Rapider Zuwachs von

GOTS- Zertifizierungen:

Chancen & Risiken

Schon das zweite Jahr in Folge verzeichnet der GOTS einen Anstieg von knapp 35 % bei den GOTS zertifizierten Firmen. Erstmalig sogar im fünfstelligen Bereich, wurden in 2020 über 10.300 Betriebe gemäß dem GOTS zertifiziert. Ein sehr beeindruckender Zuwachs in Anbetracht der massiven Einschränkungen durch die vorherrschende Corona-Pandemie.
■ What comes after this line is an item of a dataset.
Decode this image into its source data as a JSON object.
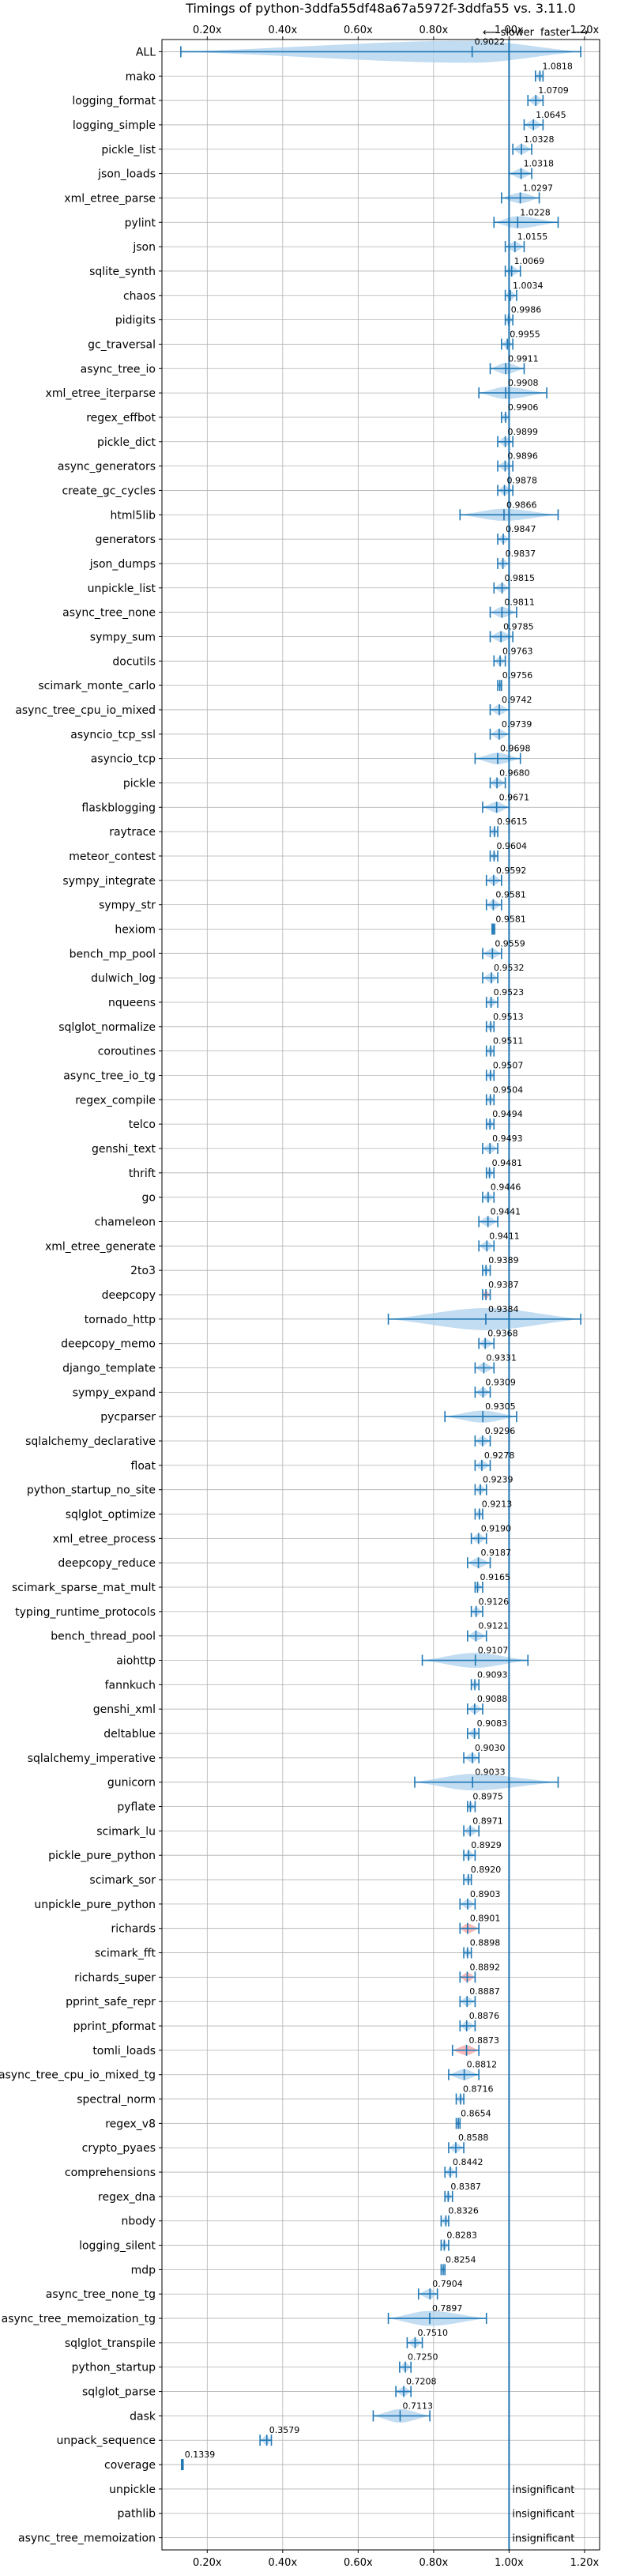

Oder erfolgte das Wachstum gerade wegen der Pandemie, da jetzt viele Unternehmen verstärkt auf eine nachhaltigere Zielausrichtung achten?! So positiv diese Entwicklung für den GOTS ist, dieses schnelle Wachstum sowie die Krisen-Ausnahmesituation hat auch Risiken.

Als GOTS-Experten haben wir uns dazu Gedanken gemacht. 

Reflektion zum GOTS-Wachstum

Anders als normal üblich wurden aufgrund der besonderen Umstände viele Audits, darunter auch Erst-Inspektionen, virtuell durchgeführt, die sonst jährlich vor Ort in den Firmen stattfinden. In der aktuellen Situation war dies die einzige Möglichkeit, das Zertifizierungssystem aufrecht zu erhalten und nicht völlig zum Erliegen zu bringen. Durch die Ausnahmeregelung für Remote Audits / Virtuelle Audits, die in einer Leitlinie für alle Zertifizierer definiert wurde, konnte für die GOTS-Akteure ein wirtschaftliches Desaster verhindert werden. Anderseits muss jedoch die Qualität und Vertrauenswürdigkeit solcher Remote Audits kritisch hinterfragt werden. Sozialkriterien, inklusive Mitarbeiterinterviews, Arbeitssicherheit und manch andere Kriterien (darunter Anforderungen an Identifikation, Separation) sind virtuell kaum bzw. nur schwer prüfbar. Insbesondere bei den vielen neuen Firmen mit Erst-Audits gibt es zahlreiche unbekannte (Risiko-)Faktoren, die vom Zertifizierer abzuwägen sind. Dennoch müssen im vergangenen Jahr ca. 2.600 Erst-Audits stattgefunden haben und die meisten davon remote, also virtuell ohne vor Ort-Inspektion.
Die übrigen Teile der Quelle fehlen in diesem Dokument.